« De vieux messieurs ont encore décidé ce qui est bon pour les femmes »

Conséquence directe de l’effet #metoo, Liberty Media, l’entreprise américaine propriétaire de la Formule 1 depuis janvier 2017, a supprimé les Grid Girls – ces filles qui, talons aux pieds, déambulaient sur le bitume chauffé avant les courses. « Cette tradition ne correspond pas à notre image de marque et va clairement à l’encontre des normes sociétales modernes », a affirmé Sean Bratches, directeur des opérations commerciales de l’entreprise. Empêcher pour protéger.

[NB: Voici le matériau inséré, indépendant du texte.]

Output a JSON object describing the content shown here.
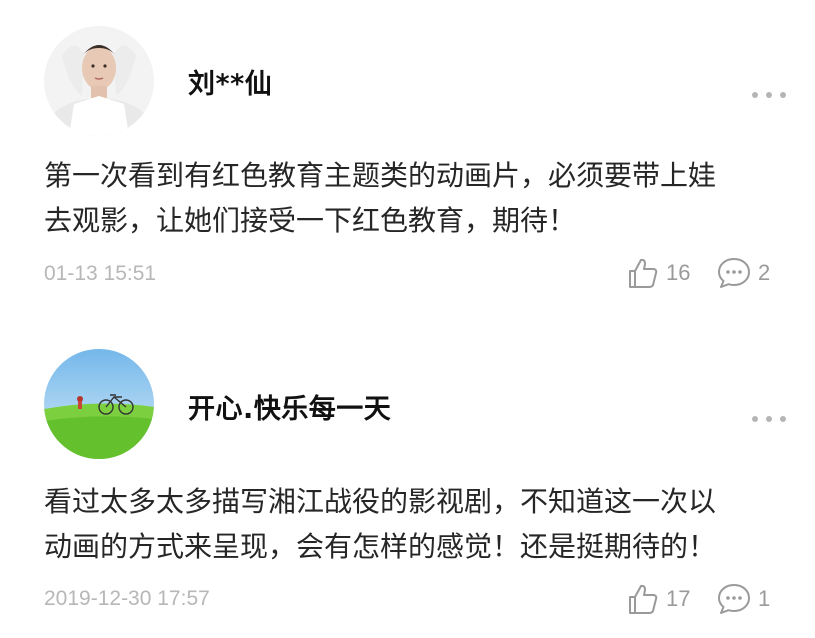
{
  "comments": [
    {
      "username": "刘**仙",
      "avatar_icon": "avatar-man-white-shirt",
      "content_lines": [
        "第一次看到有红色教育主题类的动画片，必须要带上娃",
        "去观影，让她们接受一下红色教育，期待！"
      ],
      "timestamp": "01-13 15:51",
      "likes": "16",
      "replies": "2"
    },
    {
      "username": "开心.快乐每一天",
      "avatar_icon": "avatar-bicycle-meadow",
      "content_lines": [
        "看过太多太多描写湘江战役的影视剧，不知道这一次以",
        "动画的方式来呈现，会有怎样的感觉！还是挺期待的！"
      ],
      "timestamp": "2019-12-30 17:57",
      "likes": "17",
      "replies": "1"
    }
  ],
  "icons": {
    "more": "more-dots-icon",
    "like": "thumbs-up-icon",
    "reply": "comment-bubble-icon"
  },
  "colors": {
    "meta_gray": "#b7b7b7",
    "icon_gray": "#9a9a9a",
    "text": "#262626"
  }
}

Mais, l’image de la femme ou…celle de l’entreprise ? Pour Tania, 23 ans, qui a foulé l’asphalte de Silverstone ces trois dernières années, la question se pose : « ce qui est sexiste, c’est qu’ils aient supprimé notre job sans sous demander notre avis ! Combien de femmes ont été consultées ? Aucune. Encore une fois, ce sont donc de vieux messieurs qui ont décidé ce qui est bien, ou non, pour les femmes ».

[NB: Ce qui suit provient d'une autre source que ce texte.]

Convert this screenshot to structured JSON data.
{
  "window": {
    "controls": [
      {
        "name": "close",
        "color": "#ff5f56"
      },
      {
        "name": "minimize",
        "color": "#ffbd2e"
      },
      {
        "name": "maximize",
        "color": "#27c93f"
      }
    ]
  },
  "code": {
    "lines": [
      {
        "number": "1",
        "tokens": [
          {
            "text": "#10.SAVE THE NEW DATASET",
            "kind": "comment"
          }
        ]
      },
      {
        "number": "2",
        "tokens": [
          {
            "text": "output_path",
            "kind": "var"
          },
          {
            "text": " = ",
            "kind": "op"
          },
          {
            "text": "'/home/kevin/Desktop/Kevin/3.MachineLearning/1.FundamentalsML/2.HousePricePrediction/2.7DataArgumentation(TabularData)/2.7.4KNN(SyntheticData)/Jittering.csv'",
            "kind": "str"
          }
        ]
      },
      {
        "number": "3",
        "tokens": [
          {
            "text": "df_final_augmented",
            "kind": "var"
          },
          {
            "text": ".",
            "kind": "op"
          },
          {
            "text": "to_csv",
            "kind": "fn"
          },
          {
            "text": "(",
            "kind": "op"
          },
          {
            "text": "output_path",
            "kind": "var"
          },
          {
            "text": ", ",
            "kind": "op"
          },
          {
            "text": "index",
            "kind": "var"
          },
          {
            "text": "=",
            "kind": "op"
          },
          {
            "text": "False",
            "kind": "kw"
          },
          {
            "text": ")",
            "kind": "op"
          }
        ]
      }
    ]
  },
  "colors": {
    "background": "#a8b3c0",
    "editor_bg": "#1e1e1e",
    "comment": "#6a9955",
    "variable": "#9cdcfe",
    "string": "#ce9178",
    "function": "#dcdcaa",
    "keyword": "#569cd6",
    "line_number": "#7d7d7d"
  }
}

Clairement, ce n’est pas parce qu’elles sont jolies qu’elles acceptent de se laisser prendre pour des idiotes. D’ailleurs, elles n’ont pas forcément choisi ce métier parce que leurs capacités cérébrales les auraient privées d’autres opportunités. Au contraire : « Moi, je suis passionnée de Formule 1, et d’automobile en général. Être au cœur de l’action, entre les mécaniciens, les pilotes, les voitures, c’était un vrai truc à vivre, pour la fan que je suis ! », raconte Sabrina, 28 ans, Cannoise qui gagne très correctement sa vie comme mannequin, quand elle ne joue pas les grid girls. Pour Catharina, 23 ans, étudiante en sciences économiques à Cologne, en Allemagne, le job lui a surtout offert l’occasion de voir du pays : « être payée pour voyager, c’était cool ! », lance-t-elle. Question argent, la plupart reste discrète car une clause contractuelle stipule qu’elles n’ont pas le droit d’en parler. Mais Tania, 24 ans, elle, lance sans complexe : « L’année dernière, j’ai gagné à peu près 300 euros lors du week-end du Grand Prix de Grande-Bretagne. Et ça m’allait plutôt bien », raconte la jeune anglaise, qui a grandi dans un foyer modeste de Newcastle.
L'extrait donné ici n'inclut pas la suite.